Here is a JSON snippet showing a sample annotation from the expert_commentary_<split>.json file:

{
"ds": "YYYYDDMM_HH:MM:SS", # when the data was exported
"annotations": {
"<take_uid1>": [
{
// take identifiers
"take_name": "cmu_bike15_4",
"take_uid": "816c4bd2-a5ba-4e40-854f-c98d771d1060",

// task information for the take
"task_id": 4004,
"task_name": "Clean and Lubricate the Chain",

// where the commentary is located relative to annotations/expert_commentary/
"commentary": "cmu_bike15_4/qfbn5o", // last 6 characters (after the slash) is the expert's uid
"commentary_data": [
{
"recording": "4.webm", // associated audio file
// where in the video the commentary was made
"video_time": 27.833885,

// a transcription of the commentary
"text": " Our mechanic is using a 15mm ratcheting combination wrench, which will be a great tool for the job and will make this job quicker and more efficient.",
// how long the audio recording is (approximately)
"duration_approx": 12.76620000000298

// whether there was an error transcribing the audio
"error": false,
},
...
]
}
...
]
"<take_uid2>": [ ... ],
...
}
}

Second Form Structure (folder per annotation instance)

For audio recordings, proficiency and spatial drawing data, you will need to refer to the expert_commentary folder under the annotations folder (you will need to download with --parts expert_commentary). To read the spatial drawing correctly, please refer to the function get_paths_for_commentary_time in the python module ego4d.egoexo.expert_commentary (example usage is shown in the tutorial notebook).

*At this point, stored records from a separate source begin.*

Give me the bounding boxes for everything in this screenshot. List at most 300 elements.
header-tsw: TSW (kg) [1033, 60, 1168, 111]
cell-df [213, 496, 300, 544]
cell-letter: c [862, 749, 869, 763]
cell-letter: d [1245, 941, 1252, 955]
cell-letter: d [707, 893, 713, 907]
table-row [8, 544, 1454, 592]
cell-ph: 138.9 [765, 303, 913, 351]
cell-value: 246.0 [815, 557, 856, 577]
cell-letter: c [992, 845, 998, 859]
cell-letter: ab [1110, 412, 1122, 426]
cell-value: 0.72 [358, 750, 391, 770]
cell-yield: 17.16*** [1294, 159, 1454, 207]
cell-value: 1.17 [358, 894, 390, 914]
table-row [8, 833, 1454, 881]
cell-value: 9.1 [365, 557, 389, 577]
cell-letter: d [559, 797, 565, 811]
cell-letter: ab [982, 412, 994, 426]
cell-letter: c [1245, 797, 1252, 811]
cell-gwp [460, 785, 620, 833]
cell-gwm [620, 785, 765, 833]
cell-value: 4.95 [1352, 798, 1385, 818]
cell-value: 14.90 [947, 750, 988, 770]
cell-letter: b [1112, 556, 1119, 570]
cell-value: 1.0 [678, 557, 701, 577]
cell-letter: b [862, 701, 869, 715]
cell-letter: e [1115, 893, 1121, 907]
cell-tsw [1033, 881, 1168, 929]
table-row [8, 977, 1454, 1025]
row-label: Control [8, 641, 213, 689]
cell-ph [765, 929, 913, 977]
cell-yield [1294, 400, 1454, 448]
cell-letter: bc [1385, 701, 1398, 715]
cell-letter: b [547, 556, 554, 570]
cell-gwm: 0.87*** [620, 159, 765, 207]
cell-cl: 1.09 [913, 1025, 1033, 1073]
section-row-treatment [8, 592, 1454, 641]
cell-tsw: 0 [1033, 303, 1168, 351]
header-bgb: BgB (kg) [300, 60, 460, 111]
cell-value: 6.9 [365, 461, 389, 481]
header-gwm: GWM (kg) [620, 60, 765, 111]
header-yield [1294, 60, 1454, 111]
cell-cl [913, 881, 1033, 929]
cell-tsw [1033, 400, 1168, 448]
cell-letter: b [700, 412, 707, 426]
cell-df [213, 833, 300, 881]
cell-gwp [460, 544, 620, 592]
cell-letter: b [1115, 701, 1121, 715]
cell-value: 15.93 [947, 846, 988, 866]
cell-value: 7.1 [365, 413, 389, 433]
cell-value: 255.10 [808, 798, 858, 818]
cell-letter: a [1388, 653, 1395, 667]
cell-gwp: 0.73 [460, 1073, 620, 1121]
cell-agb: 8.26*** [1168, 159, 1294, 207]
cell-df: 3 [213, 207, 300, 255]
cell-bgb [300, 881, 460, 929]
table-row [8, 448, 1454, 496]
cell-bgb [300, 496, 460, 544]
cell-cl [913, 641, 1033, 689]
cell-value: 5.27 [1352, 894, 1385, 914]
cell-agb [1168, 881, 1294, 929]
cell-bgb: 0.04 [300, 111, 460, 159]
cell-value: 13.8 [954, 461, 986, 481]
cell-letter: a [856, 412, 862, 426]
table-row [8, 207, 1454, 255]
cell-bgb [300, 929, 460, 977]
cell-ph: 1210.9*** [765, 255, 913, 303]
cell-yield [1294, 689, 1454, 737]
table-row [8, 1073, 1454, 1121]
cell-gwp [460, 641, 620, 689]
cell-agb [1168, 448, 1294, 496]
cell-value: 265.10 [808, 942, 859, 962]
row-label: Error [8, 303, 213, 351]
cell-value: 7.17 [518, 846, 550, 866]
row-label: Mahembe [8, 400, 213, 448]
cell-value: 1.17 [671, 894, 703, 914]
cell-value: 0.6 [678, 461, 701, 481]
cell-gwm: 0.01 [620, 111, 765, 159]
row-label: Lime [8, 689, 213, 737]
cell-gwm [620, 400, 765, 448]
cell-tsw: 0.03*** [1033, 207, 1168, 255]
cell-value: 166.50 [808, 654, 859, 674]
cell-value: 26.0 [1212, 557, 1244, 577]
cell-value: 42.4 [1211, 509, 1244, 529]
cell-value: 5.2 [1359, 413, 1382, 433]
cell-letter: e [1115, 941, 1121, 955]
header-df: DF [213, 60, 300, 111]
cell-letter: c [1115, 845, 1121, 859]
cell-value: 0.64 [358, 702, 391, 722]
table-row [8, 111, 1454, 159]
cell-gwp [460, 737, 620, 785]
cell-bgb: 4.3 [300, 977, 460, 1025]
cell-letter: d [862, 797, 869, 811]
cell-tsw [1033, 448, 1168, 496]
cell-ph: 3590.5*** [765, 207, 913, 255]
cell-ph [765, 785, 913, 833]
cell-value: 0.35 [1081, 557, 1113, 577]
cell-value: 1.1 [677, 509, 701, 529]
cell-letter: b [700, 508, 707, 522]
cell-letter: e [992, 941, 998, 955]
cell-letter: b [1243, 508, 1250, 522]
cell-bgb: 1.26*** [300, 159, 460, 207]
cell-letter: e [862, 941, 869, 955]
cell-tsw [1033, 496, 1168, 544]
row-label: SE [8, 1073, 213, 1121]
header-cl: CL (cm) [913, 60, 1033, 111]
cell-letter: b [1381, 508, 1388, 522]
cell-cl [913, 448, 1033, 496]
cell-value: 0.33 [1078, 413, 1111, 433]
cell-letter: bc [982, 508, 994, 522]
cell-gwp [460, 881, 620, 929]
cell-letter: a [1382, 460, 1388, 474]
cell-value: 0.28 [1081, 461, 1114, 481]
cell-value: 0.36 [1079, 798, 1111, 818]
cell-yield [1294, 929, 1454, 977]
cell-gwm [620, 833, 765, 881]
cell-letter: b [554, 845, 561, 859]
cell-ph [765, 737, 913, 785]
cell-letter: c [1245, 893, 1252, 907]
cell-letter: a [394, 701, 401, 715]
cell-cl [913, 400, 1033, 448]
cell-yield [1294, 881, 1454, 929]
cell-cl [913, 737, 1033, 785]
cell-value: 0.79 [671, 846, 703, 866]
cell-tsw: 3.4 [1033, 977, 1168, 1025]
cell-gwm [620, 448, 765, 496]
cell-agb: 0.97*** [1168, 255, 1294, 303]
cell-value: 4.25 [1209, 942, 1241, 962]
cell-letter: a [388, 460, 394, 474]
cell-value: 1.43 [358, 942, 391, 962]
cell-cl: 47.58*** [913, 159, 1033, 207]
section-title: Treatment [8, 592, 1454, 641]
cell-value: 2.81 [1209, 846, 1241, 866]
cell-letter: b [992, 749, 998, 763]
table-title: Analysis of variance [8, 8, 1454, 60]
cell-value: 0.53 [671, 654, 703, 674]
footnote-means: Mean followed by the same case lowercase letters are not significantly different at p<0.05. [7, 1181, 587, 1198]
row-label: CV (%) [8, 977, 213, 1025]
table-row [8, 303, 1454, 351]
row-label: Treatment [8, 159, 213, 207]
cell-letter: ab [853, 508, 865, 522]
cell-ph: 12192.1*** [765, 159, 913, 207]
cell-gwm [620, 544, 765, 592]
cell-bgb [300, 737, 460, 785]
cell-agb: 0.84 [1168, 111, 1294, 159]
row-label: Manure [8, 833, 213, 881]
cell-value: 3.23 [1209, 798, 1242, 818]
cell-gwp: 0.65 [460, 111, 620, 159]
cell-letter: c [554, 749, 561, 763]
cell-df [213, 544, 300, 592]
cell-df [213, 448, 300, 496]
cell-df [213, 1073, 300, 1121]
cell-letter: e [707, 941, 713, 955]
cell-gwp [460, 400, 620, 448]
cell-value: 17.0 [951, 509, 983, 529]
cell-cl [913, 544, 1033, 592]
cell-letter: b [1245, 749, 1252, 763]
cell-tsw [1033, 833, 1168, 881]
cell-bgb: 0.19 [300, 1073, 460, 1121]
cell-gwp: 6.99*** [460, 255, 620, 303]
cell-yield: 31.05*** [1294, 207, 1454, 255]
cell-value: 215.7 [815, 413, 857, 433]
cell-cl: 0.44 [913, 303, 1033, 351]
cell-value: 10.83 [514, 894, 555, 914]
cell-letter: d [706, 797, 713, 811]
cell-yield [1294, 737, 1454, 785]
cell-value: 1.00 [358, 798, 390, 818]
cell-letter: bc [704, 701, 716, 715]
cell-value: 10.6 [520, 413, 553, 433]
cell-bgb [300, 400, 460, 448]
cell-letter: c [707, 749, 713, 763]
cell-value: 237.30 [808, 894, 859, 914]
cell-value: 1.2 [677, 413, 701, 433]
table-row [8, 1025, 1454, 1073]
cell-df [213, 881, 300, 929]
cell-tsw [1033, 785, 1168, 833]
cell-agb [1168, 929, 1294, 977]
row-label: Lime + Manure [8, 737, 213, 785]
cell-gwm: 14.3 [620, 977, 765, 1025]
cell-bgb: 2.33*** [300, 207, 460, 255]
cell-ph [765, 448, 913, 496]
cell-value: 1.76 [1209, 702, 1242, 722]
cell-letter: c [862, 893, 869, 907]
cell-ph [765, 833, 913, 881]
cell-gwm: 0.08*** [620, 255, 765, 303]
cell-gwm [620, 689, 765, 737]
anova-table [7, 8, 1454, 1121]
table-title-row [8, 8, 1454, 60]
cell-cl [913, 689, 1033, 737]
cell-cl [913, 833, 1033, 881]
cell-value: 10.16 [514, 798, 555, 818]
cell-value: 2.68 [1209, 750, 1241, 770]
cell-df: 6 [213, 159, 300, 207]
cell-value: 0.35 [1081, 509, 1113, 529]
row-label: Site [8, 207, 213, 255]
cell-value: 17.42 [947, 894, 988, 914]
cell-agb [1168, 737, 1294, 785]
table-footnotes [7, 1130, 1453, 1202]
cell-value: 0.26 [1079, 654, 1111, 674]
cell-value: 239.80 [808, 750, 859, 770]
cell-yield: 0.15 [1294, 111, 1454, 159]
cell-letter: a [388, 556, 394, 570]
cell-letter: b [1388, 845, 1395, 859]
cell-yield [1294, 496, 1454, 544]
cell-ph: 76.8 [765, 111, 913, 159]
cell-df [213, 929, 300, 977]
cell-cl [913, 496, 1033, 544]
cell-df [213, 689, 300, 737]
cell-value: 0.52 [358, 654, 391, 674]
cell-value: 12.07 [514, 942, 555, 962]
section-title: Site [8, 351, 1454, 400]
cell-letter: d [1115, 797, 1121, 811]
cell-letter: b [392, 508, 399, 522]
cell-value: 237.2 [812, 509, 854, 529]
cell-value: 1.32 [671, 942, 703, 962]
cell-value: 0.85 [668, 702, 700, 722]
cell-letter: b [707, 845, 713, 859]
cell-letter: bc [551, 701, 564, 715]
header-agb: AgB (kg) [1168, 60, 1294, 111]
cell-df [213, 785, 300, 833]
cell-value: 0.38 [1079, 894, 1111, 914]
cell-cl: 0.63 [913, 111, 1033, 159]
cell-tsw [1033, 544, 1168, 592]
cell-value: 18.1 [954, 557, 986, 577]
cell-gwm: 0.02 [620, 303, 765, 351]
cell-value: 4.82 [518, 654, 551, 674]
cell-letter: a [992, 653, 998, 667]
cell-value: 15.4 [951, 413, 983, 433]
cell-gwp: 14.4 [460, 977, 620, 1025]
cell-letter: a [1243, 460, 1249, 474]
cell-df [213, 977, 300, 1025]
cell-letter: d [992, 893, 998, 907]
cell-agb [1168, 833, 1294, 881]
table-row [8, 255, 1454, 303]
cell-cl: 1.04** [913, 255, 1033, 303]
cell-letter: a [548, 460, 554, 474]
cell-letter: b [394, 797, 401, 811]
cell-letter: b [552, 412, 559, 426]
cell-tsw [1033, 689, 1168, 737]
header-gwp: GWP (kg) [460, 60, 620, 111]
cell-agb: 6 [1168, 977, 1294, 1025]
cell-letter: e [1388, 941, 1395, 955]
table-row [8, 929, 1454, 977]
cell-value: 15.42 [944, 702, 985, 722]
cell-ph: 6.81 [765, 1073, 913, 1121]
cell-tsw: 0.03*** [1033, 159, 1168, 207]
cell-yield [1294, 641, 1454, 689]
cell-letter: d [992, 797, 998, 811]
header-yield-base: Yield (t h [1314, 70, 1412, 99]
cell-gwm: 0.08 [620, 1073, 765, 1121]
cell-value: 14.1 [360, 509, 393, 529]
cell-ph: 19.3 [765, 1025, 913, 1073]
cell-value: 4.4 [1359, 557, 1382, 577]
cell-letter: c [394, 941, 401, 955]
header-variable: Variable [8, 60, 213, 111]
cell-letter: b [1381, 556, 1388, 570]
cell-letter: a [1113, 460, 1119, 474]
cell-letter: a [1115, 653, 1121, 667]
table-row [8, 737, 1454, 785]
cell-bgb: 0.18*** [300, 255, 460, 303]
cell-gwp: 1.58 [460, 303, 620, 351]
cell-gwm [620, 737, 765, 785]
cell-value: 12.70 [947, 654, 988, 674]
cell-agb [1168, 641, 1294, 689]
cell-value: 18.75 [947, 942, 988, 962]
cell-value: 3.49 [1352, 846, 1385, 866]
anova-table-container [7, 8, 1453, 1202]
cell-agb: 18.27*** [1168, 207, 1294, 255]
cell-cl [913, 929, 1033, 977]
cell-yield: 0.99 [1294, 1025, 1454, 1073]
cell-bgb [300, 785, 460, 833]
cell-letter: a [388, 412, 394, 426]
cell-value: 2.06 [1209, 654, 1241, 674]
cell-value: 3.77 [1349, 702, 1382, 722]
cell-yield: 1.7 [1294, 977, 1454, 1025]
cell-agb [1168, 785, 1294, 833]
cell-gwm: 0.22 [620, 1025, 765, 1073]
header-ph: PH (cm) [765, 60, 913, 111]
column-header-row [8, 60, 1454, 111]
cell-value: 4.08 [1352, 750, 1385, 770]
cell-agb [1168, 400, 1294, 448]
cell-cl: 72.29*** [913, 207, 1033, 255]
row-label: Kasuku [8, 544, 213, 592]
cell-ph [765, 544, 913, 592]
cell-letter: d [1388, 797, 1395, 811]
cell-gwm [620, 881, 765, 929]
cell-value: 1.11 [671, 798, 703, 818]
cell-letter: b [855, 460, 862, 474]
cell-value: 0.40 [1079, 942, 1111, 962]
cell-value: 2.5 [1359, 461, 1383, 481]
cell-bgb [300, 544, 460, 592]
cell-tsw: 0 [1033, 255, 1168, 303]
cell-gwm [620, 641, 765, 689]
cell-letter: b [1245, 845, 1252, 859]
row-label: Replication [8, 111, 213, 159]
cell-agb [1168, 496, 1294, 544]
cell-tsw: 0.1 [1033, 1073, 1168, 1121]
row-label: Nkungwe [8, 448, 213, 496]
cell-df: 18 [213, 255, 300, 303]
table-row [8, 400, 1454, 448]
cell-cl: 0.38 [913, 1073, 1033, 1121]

This folder is structured as follows:

|-- annotations/expert_commentary
|-- [take_name]
|-- [expert_uid]
|-- recordings
|-- 0.webm
|-- 1.webm
...
|-- data.json
|-- transcriptions.json
|-- [expert_uid]
...
|-- [take_name]
...

The contents under each annotations/expert_commentary/[take_name]/[expert_uid] directory comprise an expert commentary annotation, consisting of the following files:

  • recordings/[x].webm: Audio recordings of a commentary. Here [x] encodes the order in which the recordings were recorded, in real time. Experts
  • data.json: Contains expert commentary metadata, spatial drawing paths, and proficiency score/explanations. Some of the more relevant fields:
    • user_id: The 6 character unique ID of the expert providing the commentary
    • video_name: The video name of the take commentated on by the expert.
    • annotations: A list, containing information per commentary
    • recording_path: Name of the corresponding recording file ([x].webm)
    • duration_approx: Length of the recording in seconds
    • video_time: Timestamp in the video when the expert paused, to provide commentary
    • events: Data for reconstruction the spatial drawings. The paths field contains pairs of data points, whose from and to fields provide the (x,y) coordinates and timestamps of the start and end of each stroke.
    • proficiency: Demonstration proficiency information
    • rating: A score from 1-10
    • why: A short text explanation of why the rating was chosen
  • transcriptions.json: Auto-transcriptions of the recordings files, using Whisper. Note that these may contain errors, as auto-transcriptions may not be perfect. Each entry in the transcription file is indexed by the recording file name ([x].webm), with the following fields:
    • text: The text of the transcription
    • language: The language code of the transcription. All our experts are native English speakers, so this should be en for all transcriptions.
    • error: a boolean flag to mark whether there was an error
    • error_desc: A description of the error if error is true (traceback.format_exc())
    • NOTE: this file is aggregated into the first form, i.e. you do not need to read this file if you are reading the first form's file.